Votre nouvel album A Fever Dream est sorti il y a tout juste un mois. Ce soir vous entamez votre mini tournée européenne pour le présenter au public. Avez-vous des attentes ou des craintes vis à vis de ces concerts ?

Alex : Je ne dirais pas qu'on a peur, on ressent plutôt de l'excitation. C'est quand qu'on a joué à Paris la dernière fois ? (ndlr : le Trabendo, en novembre 2015). En tout cas ça fait plaisir de revenir. Concernant nos nouveaux morceaux on a joué dans quelques festivals cet été, ce qui fait qu'on est déjà un peu rodés.
Mike : Exactement, et on est plutôt contents de la dimension que les chansons prennent en live. Ça rend vraiment bien, ce qui nous plait le plus c'est qu'elles sonnent beaucoup plus « heavy » qu'en studio et même que nos albums précédents. Je trouve ça mieux de débarquer en tournée sans aucune attente ou appréhension et juste profiter de chaque concert qu'on a à donner. On est même ravis de jouer la Maroquinerie ce soir, c'est une bonne salle avec une capacité d'accueil plutôt petite mais vraiment sympa. De plus on a toujours passé de très bons moments à Paris.

Comment s'est passé l'enregistrement de ce disque ? Avez-vous d'abord travaillé sur la musique ou sur les paroles ?

Alex : Aucune hésitation là dessus, la musique vient toujours en premier. Jon s'occupe des paroles, généralement au dernier moment. Il n'est pas du genre à bosser à l'avance dessus mais plutôt à écrire le tout une fois qu'on est rentrés en studio. J'ai toujours trouvé ça bien mieux de travailler d'abord les mélodies parce que tu crées l'album entièrement tout en créant une sorte de cohérence autour. La musique, tu peux la travailler longtemps à l'avance et ressortir des sons créés il y a deux ans de ça quand les paroles sont plus éphémères et peuvent au final avoir un sens complètement inverse si tu les laisses trainer trop longtemps dans un coin. L'enregistrement s'est vraiment bien passé puisqu'on a bossé avec James Ford.
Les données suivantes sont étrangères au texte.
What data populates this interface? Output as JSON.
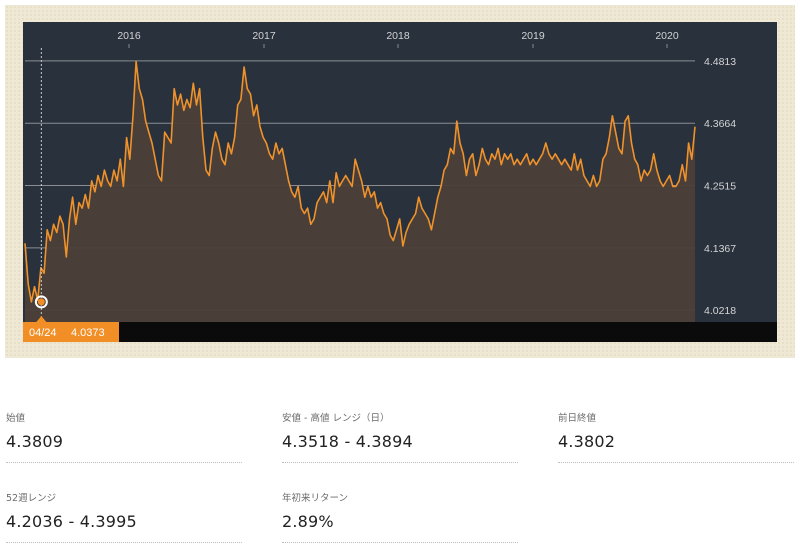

C'est quelqu'un de très professionnel et très détendu, de ce fait tout le processus s'est fait de manière assez facile. Pour tout te dire on s'est attelés aux mélodies de A Fever Dream juste après la sortie de Get To Heaven. C'est d'ailleurs la première fois qu'on passe aussi rapidement d'un album à un autre et on est contents du résultat.
Mike : Ce qui est vraiment bien concernant cet album c'est qu'on n'a rencontrés aucun gros problème pendant sa création et son enregistrement. Ça s'est passé de manière très « lisse ». Je dois même dire qu'on est chanceux pour le coup puisqu'on ne s'est pas reposés sur nos lauriers après Get To Heaven et qu'au contraire on a continué sur notre lancée. Ce qu'on apprécie également, c'est que de suite on a créé de bons morceaux alors que pour notre album précédent ce fut plus difficile. De pouvoir passer directement à un autre disque nous a grandement aidés dans sa création.

Pour en revenir à James Ford, en dehors du fait que vous l'ayez trouvé vraiment « cool », vous a-t-il apporté quelque chose de spécial sur ce disque ?

Alex : Ça sonne un peu sarcastique ton « cool » (rires) ! Le truc c'est qu'on fait nous-mêmes beaucoup de production donc quand on est arrivés pour bosser avec lui on avait déjà beaucoup de choses en place. James est lui-même un très bon batteur alors pendant l'enregistrement il a apporté un son assez incroyable sur les parties de batterie. Un son très sonique, quelque chose qu'aucun de nous ne sait faire. Il a pas mal d'astuces et de « tours de magie » très intéressants à utiliser. C'est juste génial de pouvoir lui confier tout ça sachant qu'il assure pleinement ce qu'il fait. C'était vraiment rassurant. Il avait toujours solution à tout et réglait rapidement les quelques problèmes que nous pouvions rencontrer. Son côté très décontracté nous a permis de donner le meilleur de nous-mêmes.
Mike : Comme l'a dit Alex, au moindre petit problème que nous avions, il était toujours là pour le solutionner. Sa présence nous a vraiment réconfortés dans ce qu'on a pu faire et son aide sur la batterie était assez dingue.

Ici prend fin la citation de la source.